UNLABELLED: Gamma-hydroxy-butyric acid (GABA) and glutamate are neurotransmitters with essential importance for cognitive processing. Here, we investigate relationships between GABA, glutamate, and brain ß-amyloid (Aß) burden before clinical manifestation of Alzheimer's disease (AD). Thirty cognitively healthy adults (age 69.9 ± 6 years) received high-resolution atlas-based 1 H-magnetic resonance spectroscopic imaging (MRSI) at ultra-high magnetic field strength of 7 Tesla for gray matter-specific assessment of GABA and glutamate. We assessed Aß burden with positron emission tomography and risk factors for AD. Higher gray matter GABA and glutamate related to higher Aß-burden ( ß  = 0.60, p  < 0.05; ß  = 0.64, p  < 0.02), with positive effect modification by apolipoprotein-E-epsilon-4-allele (APOE4) ( p  = 0.01-0.03). GABA and glutamate negatively related to longitudinal change in verbal episodic memory performance ( ß  = -0.48; p  = 0.02; ß  = -0.50; p  = 0.01). In vivo measures of GABA and glutamate reflect early AD pathology at old age, in an APOE4-dependent manner. GABA and glutamate may represent promising biomarkers and potential targets for early therapeutic intervention and prevention.

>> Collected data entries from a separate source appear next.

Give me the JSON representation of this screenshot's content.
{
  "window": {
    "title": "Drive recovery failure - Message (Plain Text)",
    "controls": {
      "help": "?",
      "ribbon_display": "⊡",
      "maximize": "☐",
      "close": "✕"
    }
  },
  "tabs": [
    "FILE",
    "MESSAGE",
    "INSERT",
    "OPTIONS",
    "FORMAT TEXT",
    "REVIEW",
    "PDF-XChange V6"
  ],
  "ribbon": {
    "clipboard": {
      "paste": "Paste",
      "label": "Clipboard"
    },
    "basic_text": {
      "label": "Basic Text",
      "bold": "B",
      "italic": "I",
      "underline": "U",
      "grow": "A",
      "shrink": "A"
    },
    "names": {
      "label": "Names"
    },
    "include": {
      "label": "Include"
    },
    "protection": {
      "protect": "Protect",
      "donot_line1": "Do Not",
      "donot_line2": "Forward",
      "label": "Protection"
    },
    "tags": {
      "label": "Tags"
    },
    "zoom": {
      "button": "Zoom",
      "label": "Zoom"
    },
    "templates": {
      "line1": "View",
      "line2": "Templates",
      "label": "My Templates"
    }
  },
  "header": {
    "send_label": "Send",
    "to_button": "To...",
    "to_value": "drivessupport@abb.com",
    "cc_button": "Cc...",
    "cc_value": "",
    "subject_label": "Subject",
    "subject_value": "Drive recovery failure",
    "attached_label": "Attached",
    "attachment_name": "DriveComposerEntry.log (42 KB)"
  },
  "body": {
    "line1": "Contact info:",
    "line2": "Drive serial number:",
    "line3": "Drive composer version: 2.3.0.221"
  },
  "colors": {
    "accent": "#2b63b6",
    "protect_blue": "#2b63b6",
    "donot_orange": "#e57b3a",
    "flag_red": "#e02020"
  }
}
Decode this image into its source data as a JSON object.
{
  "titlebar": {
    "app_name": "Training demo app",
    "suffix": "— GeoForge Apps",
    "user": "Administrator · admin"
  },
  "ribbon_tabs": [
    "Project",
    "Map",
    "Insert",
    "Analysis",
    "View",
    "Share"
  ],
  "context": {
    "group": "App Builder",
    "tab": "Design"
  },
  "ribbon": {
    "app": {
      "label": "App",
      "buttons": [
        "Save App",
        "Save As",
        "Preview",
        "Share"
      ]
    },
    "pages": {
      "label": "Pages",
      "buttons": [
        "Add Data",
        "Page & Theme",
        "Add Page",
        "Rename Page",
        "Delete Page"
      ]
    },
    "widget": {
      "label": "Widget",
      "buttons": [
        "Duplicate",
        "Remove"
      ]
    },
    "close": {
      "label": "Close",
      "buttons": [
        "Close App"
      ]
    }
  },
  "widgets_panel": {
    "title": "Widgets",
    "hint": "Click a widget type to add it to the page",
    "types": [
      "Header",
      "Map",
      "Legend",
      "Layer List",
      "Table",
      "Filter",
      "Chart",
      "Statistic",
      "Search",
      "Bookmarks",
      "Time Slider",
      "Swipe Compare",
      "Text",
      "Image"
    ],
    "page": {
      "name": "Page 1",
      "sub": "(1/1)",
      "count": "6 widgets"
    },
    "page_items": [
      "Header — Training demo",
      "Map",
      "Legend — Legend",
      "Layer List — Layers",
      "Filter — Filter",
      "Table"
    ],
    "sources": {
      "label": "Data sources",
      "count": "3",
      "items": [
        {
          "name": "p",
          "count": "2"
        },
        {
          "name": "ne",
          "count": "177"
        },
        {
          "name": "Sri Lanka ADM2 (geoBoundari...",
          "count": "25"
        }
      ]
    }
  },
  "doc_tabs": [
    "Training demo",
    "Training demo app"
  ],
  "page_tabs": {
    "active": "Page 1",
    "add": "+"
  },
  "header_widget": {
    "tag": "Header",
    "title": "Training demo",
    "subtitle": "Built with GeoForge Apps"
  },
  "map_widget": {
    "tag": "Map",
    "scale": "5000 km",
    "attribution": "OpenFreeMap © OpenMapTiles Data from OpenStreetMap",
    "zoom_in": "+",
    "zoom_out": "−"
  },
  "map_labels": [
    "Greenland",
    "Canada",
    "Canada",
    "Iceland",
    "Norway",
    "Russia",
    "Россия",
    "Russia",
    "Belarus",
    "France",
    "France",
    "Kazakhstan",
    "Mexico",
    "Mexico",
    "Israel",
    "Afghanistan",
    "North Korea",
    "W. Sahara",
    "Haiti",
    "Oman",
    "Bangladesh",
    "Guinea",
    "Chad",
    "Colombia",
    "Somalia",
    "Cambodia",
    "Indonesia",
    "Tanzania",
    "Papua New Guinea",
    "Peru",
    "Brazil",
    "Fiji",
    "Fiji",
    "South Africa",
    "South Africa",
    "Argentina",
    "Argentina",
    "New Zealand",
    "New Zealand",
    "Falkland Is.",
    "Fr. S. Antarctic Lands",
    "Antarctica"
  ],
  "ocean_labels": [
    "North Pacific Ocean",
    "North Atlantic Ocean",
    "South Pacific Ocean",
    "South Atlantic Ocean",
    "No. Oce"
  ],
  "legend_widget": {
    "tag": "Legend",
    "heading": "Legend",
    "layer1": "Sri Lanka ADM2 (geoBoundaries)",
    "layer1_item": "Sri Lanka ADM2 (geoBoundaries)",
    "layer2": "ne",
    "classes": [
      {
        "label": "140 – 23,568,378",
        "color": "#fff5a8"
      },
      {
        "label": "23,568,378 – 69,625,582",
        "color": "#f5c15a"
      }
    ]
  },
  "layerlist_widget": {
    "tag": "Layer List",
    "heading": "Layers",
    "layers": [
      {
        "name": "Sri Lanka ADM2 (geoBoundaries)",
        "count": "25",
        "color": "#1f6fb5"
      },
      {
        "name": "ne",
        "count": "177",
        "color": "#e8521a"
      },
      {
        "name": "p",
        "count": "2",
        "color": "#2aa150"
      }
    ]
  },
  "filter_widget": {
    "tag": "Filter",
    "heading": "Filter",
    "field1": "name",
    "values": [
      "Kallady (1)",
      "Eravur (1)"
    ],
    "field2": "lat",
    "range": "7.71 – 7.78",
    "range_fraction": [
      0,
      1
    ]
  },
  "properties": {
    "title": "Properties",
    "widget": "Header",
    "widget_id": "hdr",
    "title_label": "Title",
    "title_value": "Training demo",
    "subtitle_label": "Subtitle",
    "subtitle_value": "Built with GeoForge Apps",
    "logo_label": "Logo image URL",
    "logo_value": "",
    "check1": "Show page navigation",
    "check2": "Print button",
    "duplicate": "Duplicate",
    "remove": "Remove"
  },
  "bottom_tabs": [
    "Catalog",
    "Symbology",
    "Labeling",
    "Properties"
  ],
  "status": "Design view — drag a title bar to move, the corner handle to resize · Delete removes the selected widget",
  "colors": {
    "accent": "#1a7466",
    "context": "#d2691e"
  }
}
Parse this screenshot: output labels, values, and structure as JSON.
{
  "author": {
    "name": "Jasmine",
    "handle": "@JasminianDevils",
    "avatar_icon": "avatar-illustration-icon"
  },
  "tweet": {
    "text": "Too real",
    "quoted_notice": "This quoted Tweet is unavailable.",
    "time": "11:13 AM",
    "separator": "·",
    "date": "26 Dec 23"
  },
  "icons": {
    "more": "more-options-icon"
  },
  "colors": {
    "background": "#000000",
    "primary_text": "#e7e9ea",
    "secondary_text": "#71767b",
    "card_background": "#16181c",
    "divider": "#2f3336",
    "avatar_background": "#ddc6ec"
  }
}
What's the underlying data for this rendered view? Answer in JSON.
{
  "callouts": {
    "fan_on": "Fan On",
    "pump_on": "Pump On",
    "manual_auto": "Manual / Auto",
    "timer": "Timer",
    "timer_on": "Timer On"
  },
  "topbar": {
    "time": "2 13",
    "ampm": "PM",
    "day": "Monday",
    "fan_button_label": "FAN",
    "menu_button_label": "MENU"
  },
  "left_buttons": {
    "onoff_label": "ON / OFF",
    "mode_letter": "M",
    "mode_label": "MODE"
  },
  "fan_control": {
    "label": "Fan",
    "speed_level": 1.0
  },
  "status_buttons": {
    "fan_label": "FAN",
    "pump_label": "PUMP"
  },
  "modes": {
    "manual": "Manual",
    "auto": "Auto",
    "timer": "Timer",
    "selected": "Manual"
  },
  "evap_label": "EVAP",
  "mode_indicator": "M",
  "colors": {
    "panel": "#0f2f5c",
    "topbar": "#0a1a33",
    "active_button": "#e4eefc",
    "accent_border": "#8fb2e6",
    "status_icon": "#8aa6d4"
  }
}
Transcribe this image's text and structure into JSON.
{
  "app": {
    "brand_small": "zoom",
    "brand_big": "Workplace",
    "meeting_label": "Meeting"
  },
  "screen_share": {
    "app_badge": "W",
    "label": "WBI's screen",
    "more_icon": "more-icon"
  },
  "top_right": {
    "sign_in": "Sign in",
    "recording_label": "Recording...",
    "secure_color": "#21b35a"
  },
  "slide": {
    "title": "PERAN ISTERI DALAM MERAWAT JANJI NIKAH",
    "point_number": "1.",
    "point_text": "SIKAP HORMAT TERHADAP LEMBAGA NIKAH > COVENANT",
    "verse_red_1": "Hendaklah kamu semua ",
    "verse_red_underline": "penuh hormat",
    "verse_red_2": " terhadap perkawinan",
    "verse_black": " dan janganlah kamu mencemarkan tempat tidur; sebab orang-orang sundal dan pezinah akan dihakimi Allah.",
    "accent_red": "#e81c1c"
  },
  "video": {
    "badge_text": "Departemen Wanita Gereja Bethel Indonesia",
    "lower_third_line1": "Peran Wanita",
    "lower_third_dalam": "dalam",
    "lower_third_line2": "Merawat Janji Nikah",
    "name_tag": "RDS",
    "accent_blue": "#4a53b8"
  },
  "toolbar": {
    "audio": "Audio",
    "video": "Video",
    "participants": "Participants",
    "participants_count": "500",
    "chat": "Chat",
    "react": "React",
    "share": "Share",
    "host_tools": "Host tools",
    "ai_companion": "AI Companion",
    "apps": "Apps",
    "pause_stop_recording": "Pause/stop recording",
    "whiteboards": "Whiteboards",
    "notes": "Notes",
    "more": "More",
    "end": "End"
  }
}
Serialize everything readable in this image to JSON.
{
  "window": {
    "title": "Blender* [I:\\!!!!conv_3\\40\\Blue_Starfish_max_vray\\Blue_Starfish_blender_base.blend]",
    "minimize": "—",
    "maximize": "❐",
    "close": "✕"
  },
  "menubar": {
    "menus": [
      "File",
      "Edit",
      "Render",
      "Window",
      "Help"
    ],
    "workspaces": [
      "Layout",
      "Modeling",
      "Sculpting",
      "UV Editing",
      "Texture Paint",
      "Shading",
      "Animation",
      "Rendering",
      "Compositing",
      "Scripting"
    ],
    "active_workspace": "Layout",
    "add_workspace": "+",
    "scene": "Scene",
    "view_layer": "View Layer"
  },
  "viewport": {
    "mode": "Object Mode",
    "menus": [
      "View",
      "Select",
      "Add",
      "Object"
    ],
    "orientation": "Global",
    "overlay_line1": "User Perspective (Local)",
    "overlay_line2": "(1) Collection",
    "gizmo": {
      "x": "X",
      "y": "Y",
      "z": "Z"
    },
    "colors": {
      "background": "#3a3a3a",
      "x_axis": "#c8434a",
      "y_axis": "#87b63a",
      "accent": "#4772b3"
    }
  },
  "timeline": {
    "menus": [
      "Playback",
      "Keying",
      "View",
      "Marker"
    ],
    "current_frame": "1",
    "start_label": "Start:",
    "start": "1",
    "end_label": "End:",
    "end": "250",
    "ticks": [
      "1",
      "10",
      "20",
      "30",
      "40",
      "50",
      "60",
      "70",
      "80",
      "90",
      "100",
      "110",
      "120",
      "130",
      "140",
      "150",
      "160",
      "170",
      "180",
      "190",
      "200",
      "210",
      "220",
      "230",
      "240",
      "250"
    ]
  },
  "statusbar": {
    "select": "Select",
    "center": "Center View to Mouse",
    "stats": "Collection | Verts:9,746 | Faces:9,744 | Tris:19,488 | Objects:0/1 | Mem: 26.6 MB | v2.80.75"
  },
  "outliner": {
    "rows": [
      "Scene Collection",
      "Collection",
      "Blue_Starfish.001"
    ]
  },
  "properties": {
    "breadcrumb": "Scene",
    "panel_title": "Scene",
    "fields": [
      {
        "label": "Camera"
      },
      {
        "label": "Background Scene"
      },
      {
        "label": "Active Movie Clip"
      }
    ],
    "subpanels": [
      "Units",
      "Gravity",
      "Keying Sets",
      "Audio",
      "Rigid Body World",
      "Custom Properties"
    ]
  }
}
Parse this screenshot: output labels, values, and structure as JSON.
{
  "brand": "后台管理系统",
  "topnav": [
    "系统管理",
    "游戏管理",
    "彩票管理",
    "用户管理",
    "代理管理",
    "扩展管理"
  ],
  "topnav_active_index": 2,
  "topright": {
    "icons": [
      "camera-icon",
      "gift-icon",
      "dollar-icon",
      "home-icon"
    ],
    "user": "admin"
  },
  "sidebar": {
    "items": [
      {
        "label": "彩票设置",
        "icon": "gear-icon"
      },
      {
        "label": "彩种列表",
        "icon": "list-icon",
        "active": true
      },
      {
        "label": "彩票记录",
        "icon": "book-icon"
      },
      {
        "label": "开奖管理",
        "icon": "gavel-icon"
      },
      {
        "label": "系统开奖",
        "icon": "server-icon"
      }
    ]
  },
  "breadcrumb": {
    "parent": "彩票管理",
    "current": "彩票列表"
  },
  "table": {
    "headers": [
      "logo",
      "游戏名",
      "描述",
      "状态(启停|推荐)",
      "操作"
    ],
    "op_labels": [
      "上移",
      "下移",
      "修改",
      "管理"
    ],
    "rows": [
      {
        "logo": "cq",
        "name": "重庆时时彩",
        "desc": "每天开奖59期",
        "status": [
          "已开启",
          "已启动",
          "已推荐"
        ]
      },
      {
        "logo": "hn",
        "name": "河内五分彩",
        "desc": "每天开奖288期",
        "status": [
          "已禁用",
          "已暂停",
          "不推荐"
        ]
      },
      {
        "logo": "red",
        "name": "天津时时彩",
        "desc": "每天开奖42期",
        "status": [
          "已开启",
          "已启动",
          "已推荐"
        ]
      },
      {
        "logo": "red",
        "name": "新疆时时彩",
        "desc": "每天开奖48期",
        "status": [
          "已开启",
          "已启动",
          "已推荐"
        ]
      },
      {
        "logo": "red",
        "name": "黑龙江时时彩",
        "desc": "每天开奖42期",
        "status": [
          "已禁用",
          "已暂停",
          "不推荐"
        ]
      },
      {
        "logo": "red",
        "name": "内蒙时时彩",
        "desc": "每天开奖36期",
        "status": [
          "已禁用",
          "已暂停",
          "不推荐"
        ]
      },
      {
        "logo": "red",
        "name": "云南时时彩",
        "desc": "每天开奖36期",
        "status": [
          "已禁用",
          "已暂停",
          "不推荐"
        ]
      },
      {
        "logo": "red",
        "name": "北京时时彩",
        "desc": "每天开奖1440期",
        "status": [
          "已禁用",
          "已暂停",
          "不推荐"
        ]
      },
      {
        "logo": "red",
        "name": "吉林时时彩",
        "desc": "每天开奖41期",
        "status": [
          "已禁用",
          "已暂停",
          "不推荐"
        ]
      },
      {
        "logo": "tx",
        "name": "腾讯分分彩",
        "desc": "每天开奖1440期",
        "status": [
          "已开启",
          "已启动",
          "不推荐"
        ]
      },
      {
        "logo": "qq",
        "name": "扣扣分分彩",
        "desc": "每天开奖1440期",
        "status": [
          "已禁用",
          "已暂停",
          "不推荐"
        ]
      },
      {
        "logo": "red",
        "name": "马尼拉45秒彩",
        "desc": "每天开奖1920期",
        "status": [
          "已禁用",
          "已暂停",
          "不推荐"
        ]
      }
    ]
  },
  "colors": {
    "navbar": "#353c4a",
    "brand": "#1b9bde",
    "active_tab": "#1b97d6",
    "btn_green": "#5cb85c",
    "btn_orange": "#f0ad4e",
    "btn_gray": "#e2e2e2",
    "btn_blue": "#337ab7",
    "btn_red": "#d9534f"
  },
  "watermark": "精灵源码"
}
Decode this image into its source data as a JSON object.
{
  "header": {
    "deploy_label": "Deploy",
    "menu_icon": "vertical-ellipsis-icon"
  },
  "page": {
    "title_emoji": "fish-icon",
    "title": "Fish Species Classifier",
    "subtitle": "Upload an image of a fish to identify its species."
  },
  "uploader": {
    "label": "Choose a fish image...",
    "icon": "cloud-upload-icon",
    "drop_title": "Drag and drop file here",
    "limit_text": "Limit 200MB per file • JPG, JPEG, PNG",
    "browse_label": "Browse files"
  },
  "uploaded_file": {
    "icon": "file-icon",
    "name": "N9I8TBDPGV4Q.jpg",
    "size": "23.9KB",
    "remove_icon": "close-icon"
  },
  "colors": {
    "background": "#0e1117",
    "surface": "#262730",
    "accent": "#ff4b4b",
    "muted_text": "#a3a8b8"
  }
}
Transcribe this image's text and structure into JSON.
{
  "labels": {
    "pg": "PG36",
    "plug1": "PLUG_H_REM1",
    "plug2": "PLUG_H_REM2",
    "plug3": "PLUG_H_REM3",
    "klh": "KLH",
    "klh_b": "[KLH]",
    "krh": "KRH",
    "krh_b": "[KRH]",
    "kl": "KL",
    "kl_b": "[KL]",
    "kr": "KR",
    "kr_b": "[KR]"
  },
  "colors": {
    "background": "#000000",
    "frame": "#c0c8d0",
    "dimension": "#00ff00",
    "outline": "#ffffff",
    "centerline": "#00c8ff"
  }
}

HIGHLIGHTS: Gray matter-specific metabolic imaging with high-resolution atlas-based MRSI at 7 Tesla.Higher GABA and glutamate relate to ß-amyloid burden, in an APOE4-dependent manner.Gray matter GABA and glutamate identify older adults with high risk of future AD.GABA and glutamate might reflect altered synaptic and neuronal activity at early AD.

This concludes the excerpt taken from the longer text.